One objective of this study was to refine the strategies that accelerate the recruitment of high-risk children into clinical trials of late-stage presymptomatic type 1 diabetes through population-based islet autoantibody screening. We estimated that an appropriately powered trial of 154 children with a 2 year risk of around 50% would require the screening of 810,000 children. Over 750,000 children are born each year in Germany. If screening was recommended by the authorities and reimbursed by the payers (i.e. health authorities, insurance companies etc.), screening may reach over 50% of children. This scenario would provide a sufficient number of high-risk children with late-stage presymptomatic type 1 diabetes for one new trial of 3 years duration every 2 years. Moreover, such screening would identify a substantial number of children with undiagnosed stage 3 type 1 diabetes who would benefit by the prevention of diabetic ketoacidosis, as well as additional children with stage 1 type 1 diabetes who, with ongoing follow-up, will become eligible for clinical trials of late-stage presymptomatic type 1 diabetes. With the refinement provided by the progression likelihood score, it is possible to counsel families more appropriately regarding the actual risk of developing type 1 diabetes and to adjust the child’s follow-up accordingly, including the use of continuous glucose monitoring, which can help assess the child’s insulin requirement [37]. One consideration is that treatment with teplizumab may be introduced for the treatment of stage 2 type 1 diabetes in the future [2]. Therefore, future trials may need to be designed with teplizumab as the control arm. This may be challenging but is also likely to accelerate the search for safe and effective treatments. Finally, it is important that the screening age be aligned to the available treatment options. For example, teplizumab is currently only available for children over 8 years old. Because the greatest benefit and highest risk may occur at a younger age [6], it is important that alternative treatments that can be tested in younger children are made available.

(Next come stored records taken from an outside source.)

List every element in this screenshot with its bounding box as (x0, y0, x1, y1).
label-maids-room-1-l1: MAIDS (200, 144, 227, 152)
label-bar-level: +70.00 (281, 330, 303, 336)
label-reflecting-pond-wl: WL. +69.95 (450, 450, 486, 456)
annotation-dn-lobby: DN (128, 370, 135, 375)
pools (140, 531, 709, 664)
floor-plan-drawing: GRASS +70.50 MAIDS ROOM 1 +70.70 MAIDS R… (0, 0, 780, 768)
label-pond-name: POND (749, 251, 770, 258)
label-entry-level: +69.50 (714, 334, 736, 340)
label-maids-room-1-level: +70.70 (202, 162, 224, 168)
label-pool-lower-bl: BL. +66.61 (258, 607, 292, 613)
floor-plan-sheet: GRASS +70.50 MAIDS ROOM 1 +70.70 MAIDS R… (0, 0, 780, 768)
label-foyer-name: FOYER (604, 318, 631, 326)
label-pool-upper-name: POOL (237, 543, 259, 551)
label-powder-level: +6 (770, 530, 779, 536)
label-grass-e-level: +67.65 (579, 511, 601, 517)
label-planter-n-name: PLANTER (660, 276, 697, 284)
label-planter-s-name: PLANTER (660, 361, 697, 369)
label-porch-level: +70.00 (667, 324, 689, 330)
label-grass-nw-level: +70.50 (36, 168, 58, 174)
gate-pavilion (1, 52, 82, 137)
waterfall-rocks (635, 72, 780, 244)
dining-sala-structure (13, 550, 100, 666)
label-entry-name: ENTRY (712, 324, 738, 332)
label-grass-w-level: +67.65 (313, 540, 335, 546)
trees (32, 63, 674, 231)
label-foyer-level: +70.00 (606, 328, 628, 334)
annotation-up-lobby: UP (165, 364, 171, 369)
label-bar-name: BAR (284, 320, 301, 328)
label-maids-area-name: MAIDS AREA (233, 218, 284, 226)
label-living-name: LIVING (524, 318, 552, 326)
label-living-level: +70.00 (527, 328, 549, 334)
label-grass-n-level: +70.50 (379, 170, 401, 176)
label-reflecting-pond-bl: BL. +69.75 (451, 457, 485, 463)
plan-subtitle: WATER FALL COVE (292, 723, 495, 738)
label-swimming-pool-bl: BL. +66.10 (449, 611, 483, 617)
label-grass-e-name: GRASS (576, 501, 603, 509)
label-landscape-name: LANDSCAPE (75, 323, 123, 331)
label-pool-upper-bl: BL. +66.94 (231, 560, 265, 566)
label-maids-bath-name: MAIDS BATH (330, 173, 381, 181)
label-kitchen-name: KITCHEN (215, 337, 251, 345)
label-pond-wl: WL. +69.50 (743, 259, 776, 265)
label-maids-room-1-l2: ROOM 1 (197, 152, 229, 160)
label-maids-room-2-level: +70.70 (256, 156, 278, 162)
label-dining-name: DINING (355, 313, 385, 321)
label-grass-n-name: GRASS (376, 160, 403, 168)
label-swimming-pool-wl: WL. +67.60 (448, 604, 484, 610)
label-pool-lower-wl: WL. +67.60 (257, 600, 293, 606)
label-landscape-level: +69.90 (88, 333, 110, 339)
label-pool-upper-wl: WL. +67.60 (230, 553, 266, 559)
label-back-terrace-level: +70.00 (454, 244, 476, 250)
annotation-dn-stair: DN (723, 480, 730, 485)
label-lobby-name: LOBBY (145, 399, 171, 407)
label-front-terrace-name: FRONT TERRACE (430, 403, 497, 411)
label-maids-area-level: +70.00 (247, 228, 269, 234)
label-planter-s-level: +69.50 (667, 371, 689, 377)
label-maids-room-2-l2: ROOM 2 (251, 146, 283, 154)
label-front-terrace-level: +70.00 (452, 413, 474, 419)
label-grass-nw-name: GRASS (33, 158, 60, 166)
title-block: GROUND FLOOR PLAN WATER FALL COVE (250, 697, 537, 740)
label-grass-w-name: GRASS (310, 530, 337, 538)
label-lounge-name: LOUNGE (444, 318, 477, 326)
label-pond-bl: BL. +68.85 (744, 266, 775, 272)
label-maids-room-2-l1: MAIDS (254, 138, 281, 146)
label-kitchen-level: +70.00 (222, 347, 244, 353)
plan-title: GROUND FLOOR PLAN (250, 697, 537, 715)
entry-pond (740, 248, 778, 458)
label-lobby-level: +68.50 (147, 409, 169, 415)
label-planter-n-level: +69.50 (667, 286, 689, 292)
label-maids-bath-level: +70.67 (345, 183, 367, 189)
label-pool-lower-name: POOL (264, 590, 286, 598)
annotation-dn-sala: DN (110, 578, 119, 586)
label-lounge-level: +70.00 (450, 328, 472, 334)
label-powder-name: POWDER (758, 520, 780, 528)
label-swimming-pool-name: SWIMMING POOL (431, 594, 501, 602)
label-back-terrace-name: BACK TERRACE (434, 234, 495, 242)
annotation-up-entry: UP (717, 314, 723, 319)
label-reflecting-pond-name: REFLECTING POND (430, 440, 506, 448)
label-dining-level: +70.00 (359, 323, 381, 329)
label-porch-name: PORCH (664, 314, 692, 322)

Our screening and staging cost estimate for recruitment into a trial was over €17 million. This was achieved using an inexpensive initial screening test that limited the laboratory costs to less than €10 per screened child. This cost could be reduced further by raising the threshold for positivity in the screening ELISA test so that fewer samples require confirmation testing. Examination of the ELISA screening results in the 59 high-risk children (ESM Table 7) suggests that thresholds for positivity could be raised substantially without a loss in sensitivity. Screening may also be introduced locally and the development of point-of-care tests that detect high autoantibody titres should be considered. Notably, restricting trials to children with stage 2 type 1 diabetes would increase screening costs by almost 100%. The overall cost benefit will depend on how long the development of stage 3 type 1 diabetes can be delayed as well as the costs that might be saved by preventing diabetic ketoacidosis in previously undiagnosed children identified through screening. The cost of screening per child identified as having either undiagnosed diabetes or above a 50% risk of clinical diabetes within 2 years in Germany is approximately €33,400. This and the immunotherapy costs would need to be weighed against the costs incurred by several years of insulin therapy, which vary substantially between countries, as well as glucose monitoring activities and other potential reductions such as hospital admission. Of relevance to this, teplizumab delayed insulin therapy by 32 months in an earlier study [2].

In conclusion, we have modelled the feasibility and effectiveness of population-based islet autoantibody screening for identifying children who are expected to benefit from immunotherapy. We recommend that these findings are considered as evidence for extending presymptomatic type 1 diabetes screening guidelines.